Cette situation met en lumière une réalité dérangeante : notre capacité à suivre des colis à la trace dépasse de loin notre vigilance réelle sur les individus vulnérables. On nous vend un monde de données partagées, pourtant, une cellule familiale a pu traverser des frontières et s'évaporer dans la nature avant que l'horreur n'éclate au grand jour.
L'arrestation de la mère et de son compagnon pour abandon et violences aggravées n'est que l'épilogue judiciaire d'un naufrage que personne n'a vu venir. Le système a échoué car il repose sur une confiance aveugle dans des structures administratives qui ne communiquent pas.
L'illusion de la frontière européenne
Nous aimons penser que l'espace Schengen est une prouesse logistique fluide. En réalité, c'est une zone d'ombre pour quiconque souhaite disparaître des radars de la protection de l'enfance.
Les deux jeunes enfants de la femme ont été retrouvés mardi, seuls et en pleurs au bord d’une route dans le sud du Portugal.
Cette citation extraite des rapports de police illustre le décalage entre la sophistication de nos discours sur la mobilité européenne et la détresse brute rencontrée sur le terrain. Comment deux mineurs peuvent-ils se retrouver abandonnés en plein air sans qu'une alerte transfrontalière n'ait été déclenchée en amont ?

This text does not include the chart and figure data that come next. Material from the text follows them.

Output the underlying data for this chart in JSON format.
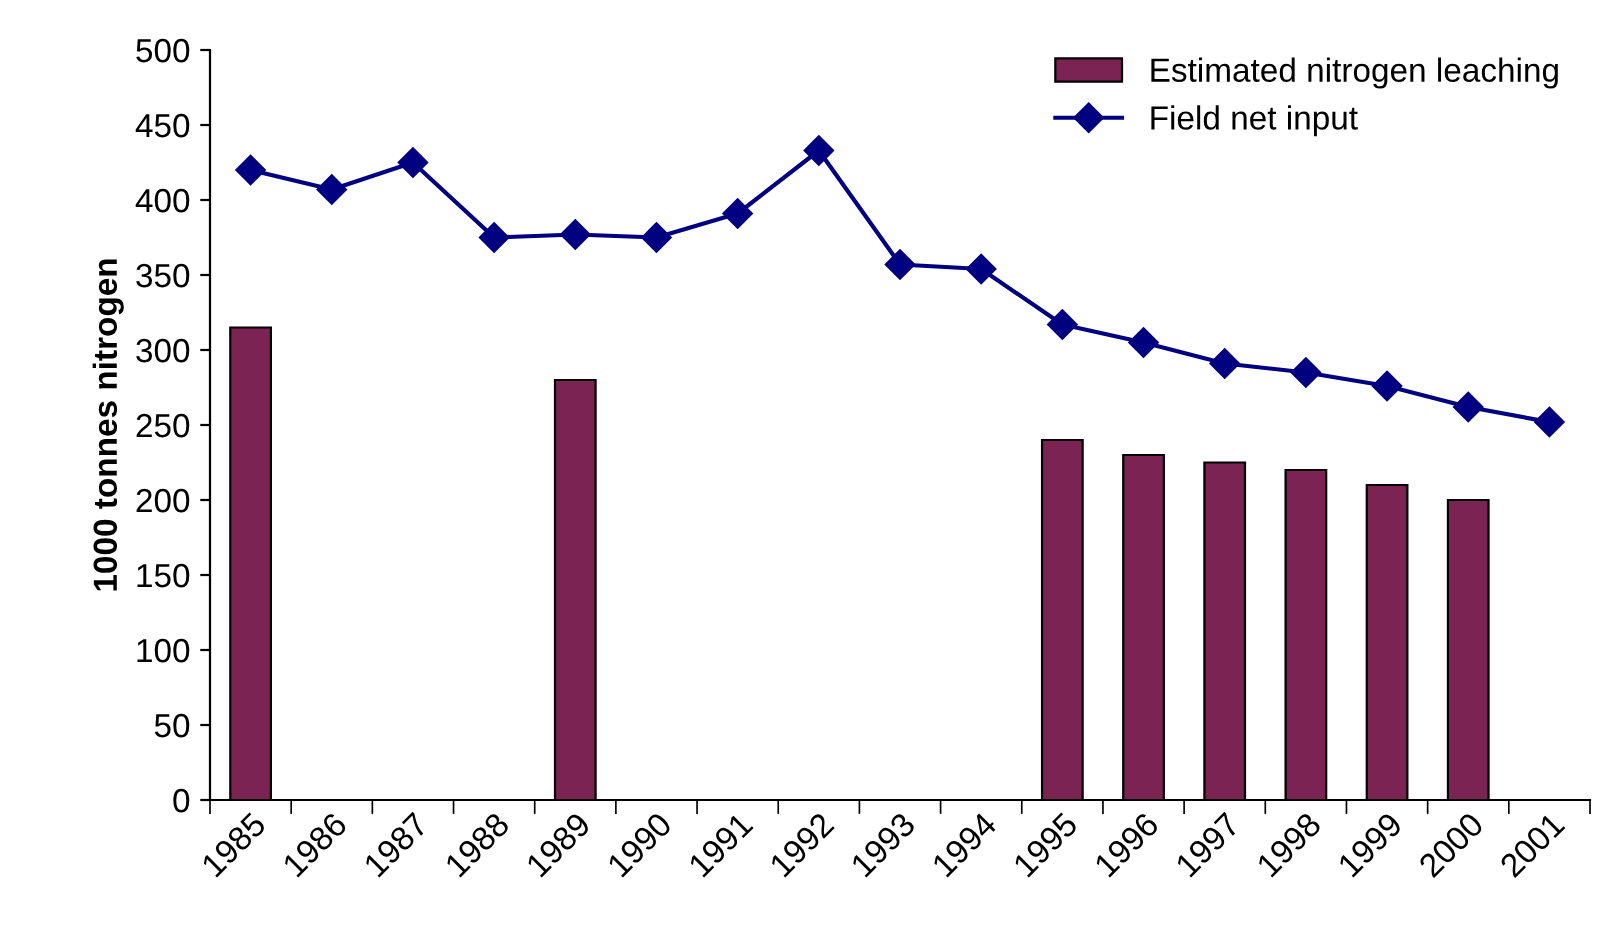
{
  "chart_data": {
    "type": "bar",
    "ylabel": "1000 tonnes nitrogen",
    "categories": [
      "1985",
      "1986",
      "1987",
      "1988",
      "1989",
      "1990",
      "1991",
      "1992",
      "1993",
      "1994",
      "1995",
      "1996",
      "1997",
      "1998",
      "1999",
      "2000",
      "2001"
    ],
    "series": [
      {
        "name": "Estimated nitrogen leaching",
        "color": "#7b2352",
        "values": [
          315,
          null,
          null,
          null,
          280,
          null,
          null,
          null,
          null,
          null,
          240,
          230,
          225,
          220,
          210,
          200,
          null
        ]
      },
      {
        "name": "Field net input",
        "type": "line",
        "color": "#000080",
        "marker": "diamond",
        "values": [
          420,
          407,
          425,
          375,
          377,
          375,
          391,
          433,
          357,
          354,
          317,
          305,
          291,
          285,
          276,
          262,
          252
        ]
      }
    ],
    "ylim": [
      0,
      500
    ],
    "yticks": [
      0,
      50,
      100,
      150,
      200,
      250,
      300,
      350,
      400,
      450,
      500
    ],
    "grid": false,
    "legend": "top right"
  }
}
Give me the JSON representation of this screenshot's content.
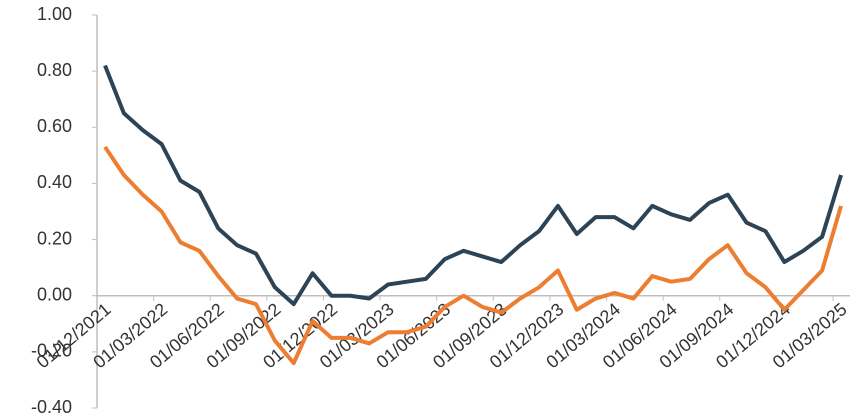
{
  "chart_data": {
    "type": "line",
    "categories": [
      "01/12/2021",
      null,
      null,
      "01/03/2022",
      null,
      null,
      "01/06/2022",
      null,
      null,
      "01/09/2022",
      null,
      null,
      "01/12/2022",
      null,
      null,
      "01/03/2023",
      null,
      null,
      "01/06/2023",
      null,
      null,
      "01/09/2023",
      null,
      null,
      "01/12/2023",
      null,
      null,
      "01/03/2024",
      null,
      null,
      "01/06/2024",
      null,
      null,
      "01/09/2024",
      null,
      null,
      "01/12/2024",
      null,
      null,
      "01/03/2025"
    ],
    "series": [
      {
        "color": "#2d4356",
        "values": [
          0.82,
          0.65,
          0.59,
          0.54,
          0.41,
          0.37,
          0.24,
          0.18,
          0.15,
          0.03,
          -0.03,
          0.08,
          0.0,
          0.0,
          -0.01,
          0.04,
          0.05,
          0.06,
          0.13,
          0.16,
          0.14,
          0.12,
          0.18,
          0.23,
          0.32,
          0.22,
          0.28,
          0.28,
          0.24,
          0.32,
          0.29,
          0.27,
          0.33,
          0.36,
          0.26,
          0.23,
          0.12,
          0.16,
          0.21,
          0.43
        ]
      },
      {
        "color": "#ed7d31",
        "values": [
          0.53,
          0.43,
          0.36,
          0.3,
          0.19,
          0.16,
          0.07,
          -0.01,
          -0.03,
          -0.16,
          -0.24,
          -0.09,
          -0.15,
          -0.15,
          -0.17,
          -0.13,
          -0.13,
          -0.11,
          -0.04,
          0.0,
          -0.04,
          -0.06,
          -0.01,
          0.03,
          0.09,
          -0.05,
          -0.01,
          0.01,
          -0.01,
          0.07,
          0.05,
          0.06,
          0.13,
          0.18,
          0.08,
          0.03,
          -0.05,
          0.02,
          0.09,
          0.32
        ]
      }
    ],
    "ylim": [
      -0.4,
      1.0
    ],
    "yticks": [
      {
        "value": -0.4,
        "label": "-0.40"
      },
      {
        "value": -0.2,
        "label": "-0.20"
      },
      {
        "value": 0,
        "label": "0.00"
      },
      {
        "value": 0.2,
        "label": "0.20"
      },
      {
        "value": 0.4,
        "label": "0.40"
      },
      {
        "value": 0.6,
        "label": "0.60"
      },
      {
        "value": 0.8,
        "label": "0.80"
      },
      {
        "value": 1.0,
        "label": "1.00"
      }
    ],
    "grid": false
  }
}
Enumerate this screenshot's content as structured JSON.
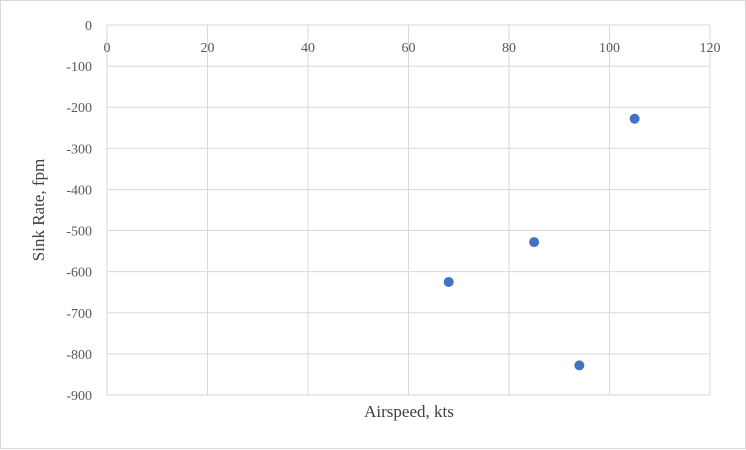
{
  "chart_data": {
    "type": "scatter",
    "title": "",
    "xlabel": "Airspeed, kts",
    "ylabel": "Sink Rate, fpm",
    "xlim": [
      0,
      120
    ],
    "ylim": [
      -900,
      0
    ],
    "xticks": [
      0,
      20,
      40,
      60,
      80,
      100,
      120
    ],
    "yticks": [
      0,
      -100,
      -200,
      -300,
      -400,
      -500,
      -600,
      -700,
      -800,
      -900
    ],
    "x_tick_position": "top",
    "grid": true,
    "legend": "none",
    "marker_color": "#4472c4",
    "gridline_color": "#d9d9d9",
    "series": [
      {
        "points": [
          {
            "x": 68,
            "y": -625
          },
          {
            "x": 85,
            "y": -528
          },
          {
            "x": 94,
            "y": -828
          },
          {
            "x": 105,
            "y": -228
          }
        ]
      }
    ]
  }
}
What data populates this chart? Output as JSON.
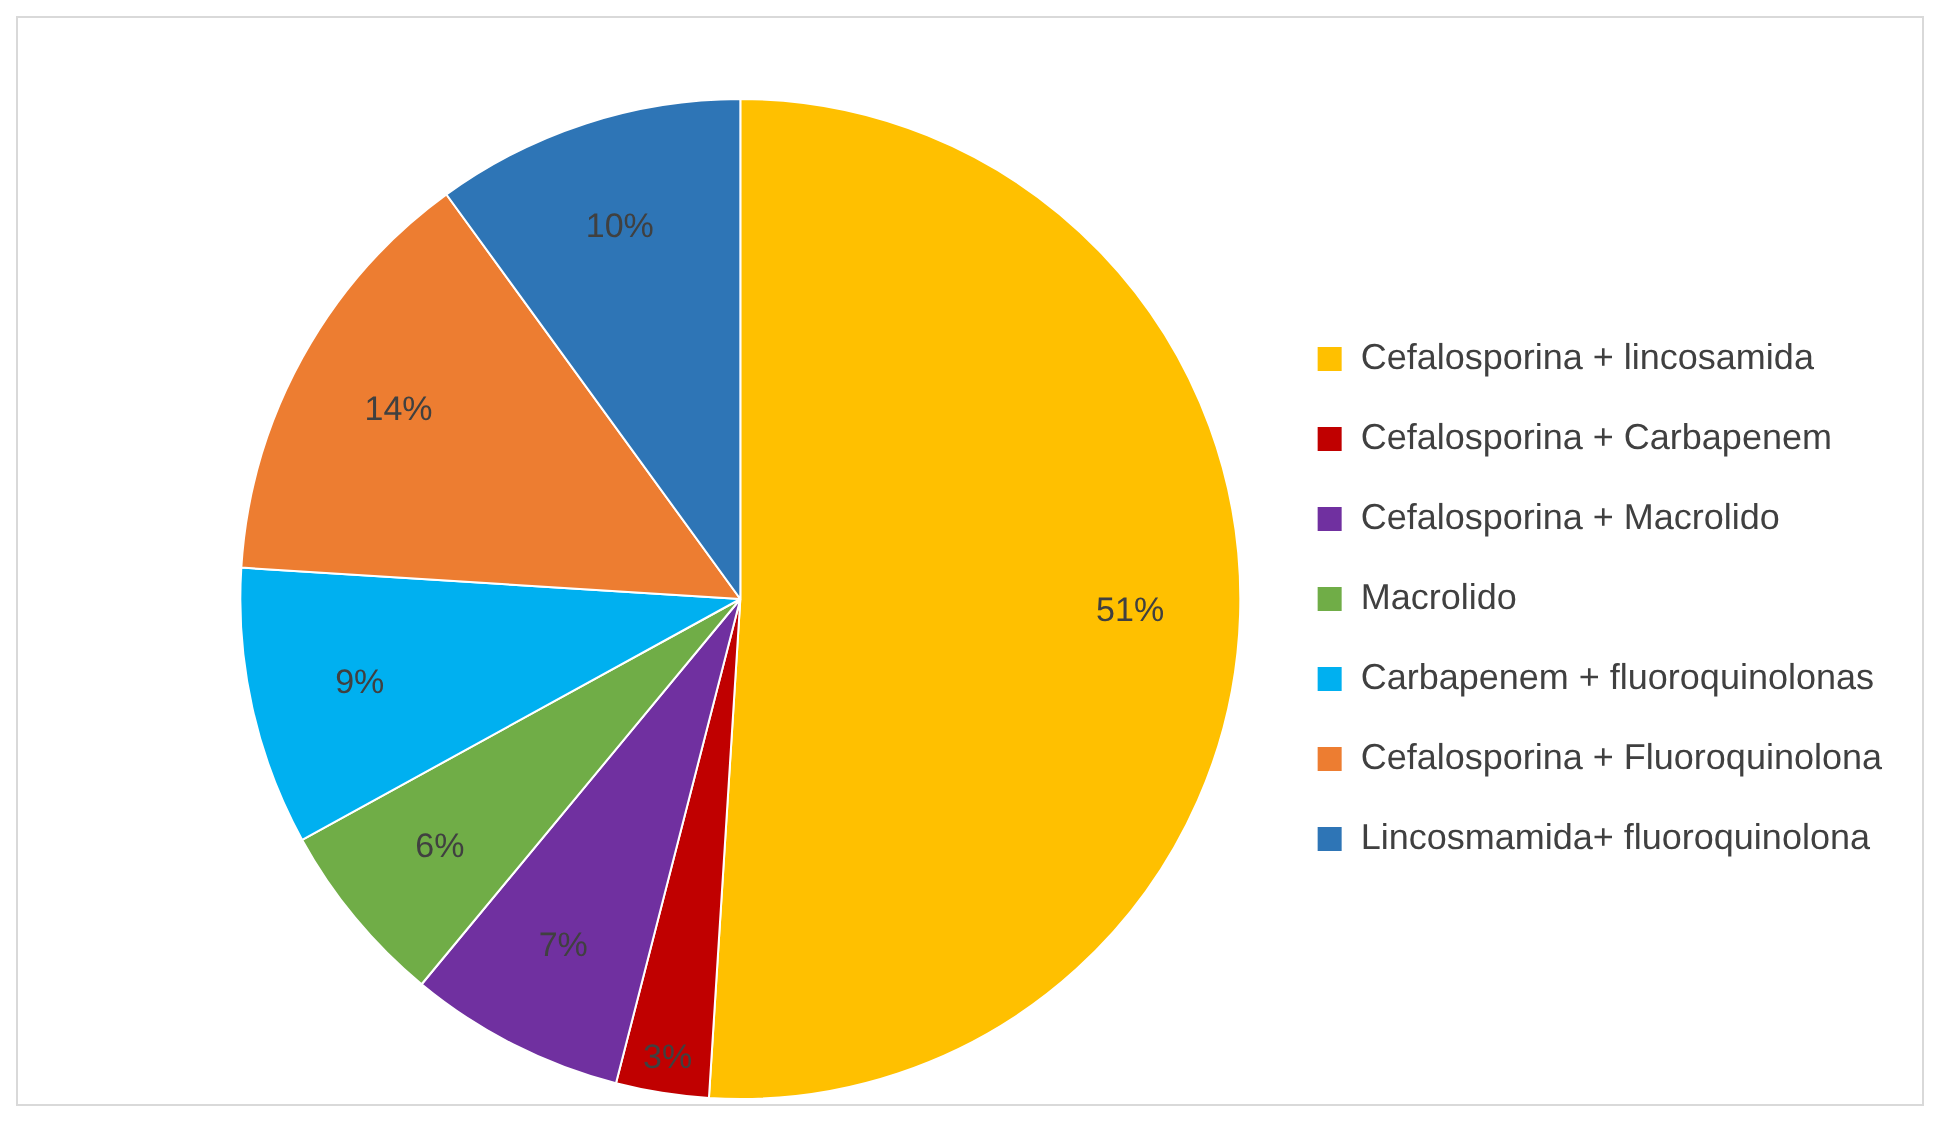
{
  "chart_data": {
    "type": "pie",
    "categories": [
      "Cefalosporina + lincosamida",
      "Cefalosporina + Carbapenem",
      "Cefalosporina + Macrolido",
      "Macrolido",
      "Carbapenem + fluoroquinolonas",
      "Cefalosporina + Fluoroquinolona",
      "Lincosmamida+ fluoroquinolona"
    ],
    "values": [
      51,
      3,
      7,
      6,
      9,
      14,
      10
    ],
    "value_labels": [
      "51%",
      "3%",
      "7%",
      "6%",
      "9%",
      "14%",
      "10%"
    ],
    "colors": [
      "#ffc000",
      "#c00000",
      "#7030a0",
      "#70ad47",
      "#00b0f0",
      "#ed7d31",
      "#2e75b6"
    ],
    "legend": "right"
  }
}
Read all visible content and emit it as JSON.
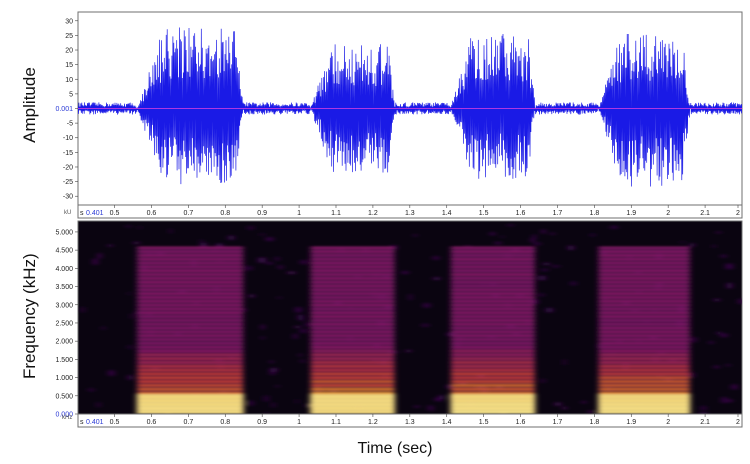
{
  "figure": {
    "top_ylabel": "Amplitude",
    "bottom_ylabel": "Frequency (kHz)",
    "xlabel": "Time (sec)",
    "top_unit": "kU",
    "bottom_unit": "kHz",
    "start_marker": "s",
    "start_time_label": "0.401"
  },
  "colors": {
    "waveform": "#1a1ae6",
    "baseline": "#e040e0",
    "frame": "#6f6f6f",
    "spectrogram_bg": "#0a0410"
  },
  "chart_data": [
    {
      "type": "line",
      "title": "",
      "ylabel": "Amplitude",
      "xlim": [
        0.401,
        2.2
      ],
      "ylim": [
        -33,
        33
      ],
      "x_ticks": [
        "0.5",
        "0.6",
        "0.7",
        "0.8",
        "0.9",
        "1",
        "1.1",
        "1.2",
        "1.3",
        "1.4",
        "1.5",
        "1.6",
        "1.7",
        "1.8",
        "1.9",
        "2",
        "2.1",
        "2"
      ],
      "y_ticks": [
        "30",
        "25",
        "20",
        "15",
        "10",
        "5",
        "0.001",
        "-5",
        "-10",
        "-15",
        "-20",
        "-25",
        "-30"
      ],
      "baseline_value": 0.001,
      "bursts": [
        {
          "start": 0.56,
          "end": 0.85,
          "peak_pos": 28,
          "peak_neg": -26
        },
        {
          "start": 1.03,
          "end": 1.26,
          "peak_pos": 22,
          "peak_neg": -22
        },
        {
          "start": 1.41,
          "end": 1.64,
          "peak_pos": 26,
          "peak_neg": -24
        },
        {
          "start": 1.81,
          "end": 2.06,
          "peak_pos": 26,
          "peak_neg": -27
        }
      ],
      "noise_level": 1.5
    },
    {
      "type": "heatmap",
      "title": "",
      "ylabel": "Frequency (kHz)",
      "xlim": [
        0.401,
        2.2
      ],
      "ylim": [
        0,
        5.3
      ],
      "x_ticks": [
        "0.5",
        "0.6",
        "0.7",
        "0.8",
        "0.9",
        "1",
        "1.1",
        "1.2",
        "1.3",
        "1.4",
        "1.5",
        "1.6",
        "1.7",
        "1.8",
        "1.9",
        "2",
        "2.1",
        "2"
      ],
      "y_ticks": [
        "5.000",
        "4.500",
        "4.000",
        "3.500",
        "3.000",
        "2.500",
        "2.000",
        "1.500",
        "1.000",
        "0.500",
        "0.000"
      ],
      "colormap": "inferno",
      "segments": [
        {
          "start": 0.56,
          "end": 0.85
        },
        {
          "start": 1.03,
          "end": 1.26
        },
        {
          "start": 1.41,
          "end": 1.64
        },
        {
          "start": 1.81,
          "end": 2.06
        }
      ]
    }
  ]
}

Le numérique n'aura servi à rien ici. Aucune application, aucun registre partagé n'a permis d'anticiper le comportement de ce couple, désormais sous les verrous. La technologie est devenue une béquille pour une société qui a oublié que la surveillance de proximité est irremplaçable.
La démission du regard humain
On parle souvent de la puissance des réseaux sociaux pour alerter en cas de disparition. Pourtant, dans cette affaire, c'est l'absence totale de signalement qui frappe.
Les fondateurs de startups et les ingénieurs de la Silicon Valley nous promettent des solutions pour chaque friction de l'existence. Ils oublient que la marginalité ne s'optimise pas par du code. Ce drame prouve que plus nous nous connectons virtuellement, plus nous nous déconnectons de la réalité physique de nos voisins.
L'individu accusé de coups et blessures aggravés n'est pas un bug dans une matrice, c'est une défaillance humaine que l'on a laissé s'exporter. Il est temps de comprendre que la sécurité ne réside pas dans l'accumulation de métadonnées, mais dans la réactivité des institutions face au signal faible d'une famille en dérive.
Le sort de ces enfants nous rappelle que l'innovation n'a aucune valeur si elle ne protège pas les plus fragiles d'entre nous. Si nous sommes capables de géolocaliser un scooter en libre-service à dix mètres près, mais incapables de protéger deux enfants sur une route nationale, alors nos priorités technologiques sont fondamentalement erronées.